У Дэвида перехватывает горло. Вот если бы снова стать ребенком, когда любая печаль и обида легко забываются, а самые горькие слезы быстро высыхают от материнской ласки.
Тьма побеждает Дэвида, он скрещивает руки на груди и крепко обнимает себя за плечи.
Его металлический домик все сжимается, становится теснее и теснее, защищая его, на манер брони или скорлупы. Дэвид откидывается на спинку широкого сидения, голова – тяжелая, веки – воспалены, а глаза – ничего не видят. Он невольно поджимает ноги, подтягивает колени к груди. Теплая, мягкая машина-кокон тихо покачивается, и Дэвид уносится от своих страданий в забытье без сновидений.

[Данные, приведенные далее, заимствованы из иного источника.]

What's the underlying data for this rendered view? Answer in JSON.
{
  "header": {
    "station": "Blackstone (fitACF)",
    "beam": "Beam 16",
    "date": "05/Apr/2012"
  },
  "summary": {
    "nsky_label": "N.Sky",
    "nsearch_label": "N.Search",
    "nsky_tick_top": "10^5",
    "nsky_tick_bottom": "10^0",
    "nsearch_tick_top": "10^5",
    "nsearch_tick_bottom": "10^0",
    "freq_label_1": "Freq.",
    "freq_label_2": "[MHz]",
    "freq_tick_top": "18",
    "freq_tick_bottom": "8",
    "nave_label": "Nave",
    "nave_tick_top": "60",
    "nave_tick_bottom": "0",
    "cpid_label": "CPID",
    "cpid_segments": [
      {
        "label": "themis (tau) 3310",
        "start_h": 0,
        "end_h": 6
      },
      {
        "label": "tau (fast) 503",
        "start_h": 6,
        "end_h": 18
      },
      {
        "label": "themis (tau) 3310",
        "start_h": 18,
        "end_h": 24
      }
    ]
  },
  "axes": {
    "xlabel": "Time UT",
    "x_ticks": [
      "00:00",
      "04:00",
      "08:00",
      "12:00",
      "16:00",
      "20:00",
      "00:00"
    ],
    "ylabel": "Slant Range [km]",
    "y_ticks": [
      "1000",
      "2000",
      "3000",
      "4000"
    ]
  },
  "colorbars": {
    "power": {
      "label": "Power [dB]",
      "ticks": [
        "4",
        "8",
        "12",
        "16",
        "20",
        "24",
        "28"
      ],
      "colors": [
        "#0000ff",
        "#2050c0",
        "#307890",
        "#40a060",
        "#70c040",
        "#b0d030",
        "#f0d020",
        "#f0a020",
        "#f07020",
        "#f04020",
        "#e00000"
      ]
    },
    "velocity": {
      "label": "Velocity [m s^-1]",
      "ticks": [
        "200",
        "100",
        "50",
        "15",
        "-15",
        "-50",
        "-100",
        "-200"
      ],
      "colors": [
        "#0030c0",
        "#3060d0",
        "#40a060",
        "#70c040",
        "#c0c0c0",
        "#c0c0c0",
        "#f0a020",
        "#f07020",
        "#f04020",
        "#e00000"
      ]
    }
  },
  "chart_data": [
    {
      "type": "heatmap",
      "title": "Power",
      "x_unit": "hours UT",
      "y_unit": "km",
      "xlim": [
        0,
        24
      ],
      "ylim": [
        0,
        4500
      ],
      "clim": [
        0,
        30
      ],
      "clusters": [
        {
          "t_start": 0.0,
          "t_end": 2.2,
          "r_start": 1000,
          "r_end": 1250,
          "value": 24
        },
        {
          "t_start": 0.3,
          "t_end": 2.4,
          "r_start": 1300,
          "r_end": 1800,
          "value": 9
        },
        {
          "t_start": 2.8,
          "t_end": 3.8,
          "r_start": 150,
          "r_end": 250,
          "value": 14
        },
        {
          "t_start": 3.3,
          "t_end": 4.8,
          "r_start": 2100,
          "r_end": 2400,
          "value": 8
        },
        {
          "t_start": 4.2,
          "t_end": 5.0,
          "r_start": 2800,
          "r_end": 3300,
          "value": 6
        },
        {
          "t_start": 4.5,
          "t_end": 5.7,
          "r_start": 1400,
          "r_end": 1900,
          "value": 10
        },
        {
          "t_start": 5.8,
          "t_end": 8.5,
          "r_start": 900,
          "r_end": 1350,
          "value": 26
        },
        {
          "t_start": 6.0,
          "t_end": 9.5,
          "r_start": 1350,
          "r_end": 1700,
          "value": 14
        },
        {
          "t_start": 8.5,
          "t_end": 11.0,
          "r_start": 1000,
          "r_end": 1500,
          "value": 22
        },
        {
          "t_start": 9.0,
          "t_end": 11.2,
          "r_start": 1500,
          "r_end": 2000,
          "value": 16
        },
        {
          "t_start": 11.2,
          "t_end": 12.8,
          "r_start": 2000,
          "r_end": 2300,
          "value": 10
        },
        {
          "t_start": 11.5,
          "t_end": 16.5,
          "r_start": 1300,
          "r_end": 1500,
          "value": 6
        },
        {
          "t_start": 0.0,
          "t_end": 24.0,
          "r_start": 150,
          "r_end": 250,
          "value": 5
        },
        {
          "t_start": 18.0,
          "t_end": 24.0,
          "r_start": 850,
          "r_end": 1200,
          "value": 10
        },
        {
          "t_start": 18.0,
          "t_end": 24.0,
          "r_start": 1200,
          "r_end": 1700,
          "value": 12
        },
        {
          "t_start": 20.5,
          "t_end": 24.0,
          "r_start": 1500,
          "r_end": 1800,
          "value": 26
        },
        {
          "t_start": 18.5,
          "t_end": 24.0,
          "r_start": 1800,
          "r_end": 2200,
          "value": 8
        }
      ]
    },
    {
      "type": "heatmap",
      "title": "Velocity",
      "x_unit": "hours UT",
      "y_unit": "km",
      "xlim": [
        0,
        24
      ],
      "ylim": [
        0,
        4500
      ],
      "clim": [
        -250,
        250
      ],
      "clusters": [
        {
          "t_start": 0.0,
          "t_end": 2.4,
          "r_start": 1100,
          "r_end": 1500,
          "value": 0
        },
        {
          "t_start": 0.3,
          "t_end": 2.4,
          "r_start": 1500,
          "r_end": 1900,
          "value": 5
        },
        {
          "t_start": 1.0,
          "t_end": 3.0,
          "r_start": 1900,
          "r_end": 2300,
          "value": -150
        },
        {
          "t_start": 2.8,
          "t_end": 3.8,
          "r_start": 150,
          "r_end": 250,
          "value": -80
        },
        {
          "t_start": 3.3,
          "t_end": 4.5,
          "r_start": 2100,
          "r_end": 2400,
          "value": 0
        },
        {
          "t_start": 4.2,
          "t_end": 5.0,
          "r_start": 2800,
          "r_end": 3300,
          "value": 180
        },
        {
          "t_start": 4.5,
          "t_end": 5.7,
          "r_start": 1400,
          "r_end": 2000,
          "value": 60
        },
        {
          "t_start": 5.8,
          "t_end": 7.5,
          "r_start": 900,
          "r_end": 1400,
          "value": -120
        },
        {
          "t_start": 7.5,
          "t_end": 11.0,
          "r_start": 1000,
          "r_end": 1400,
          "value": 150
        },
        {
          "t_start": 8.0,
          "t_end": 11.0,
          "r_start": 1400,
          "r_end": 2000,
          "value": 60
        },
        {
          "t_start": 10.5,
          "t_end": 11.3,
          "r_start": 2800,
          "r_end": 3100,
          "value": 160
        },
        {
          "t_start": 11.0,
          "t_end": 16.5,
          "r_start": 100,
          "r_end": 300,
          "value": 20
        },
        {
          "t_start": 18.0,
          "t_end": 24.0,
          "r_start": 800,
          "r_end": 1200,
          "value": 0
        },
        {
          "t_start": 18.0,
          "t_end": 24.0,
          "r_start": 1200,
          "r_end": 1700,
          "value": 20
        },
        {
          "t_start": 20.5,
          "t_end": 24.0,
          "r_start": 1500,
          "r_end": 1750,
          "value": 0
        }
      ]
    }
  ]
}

Сейчас он – снова дитя в лоне матери.
Глава 22
Понедельник, 5 февраля
– Проверьте эту информацию, Джек.
Этот день, 5 февраля, был на редкость беден событиями. Скоро вечер, а новостей набралось лишь на двадцать минут выпуска. И тут Кармоди осенило: нужно использовать переданное по телефону сообщение, которое уже затерялось в кипе только что прочитанных телеграмм.
"Шайенн, Вайом, 4 февраля, 08.30 по местному времени. Корреспондент No 38.44.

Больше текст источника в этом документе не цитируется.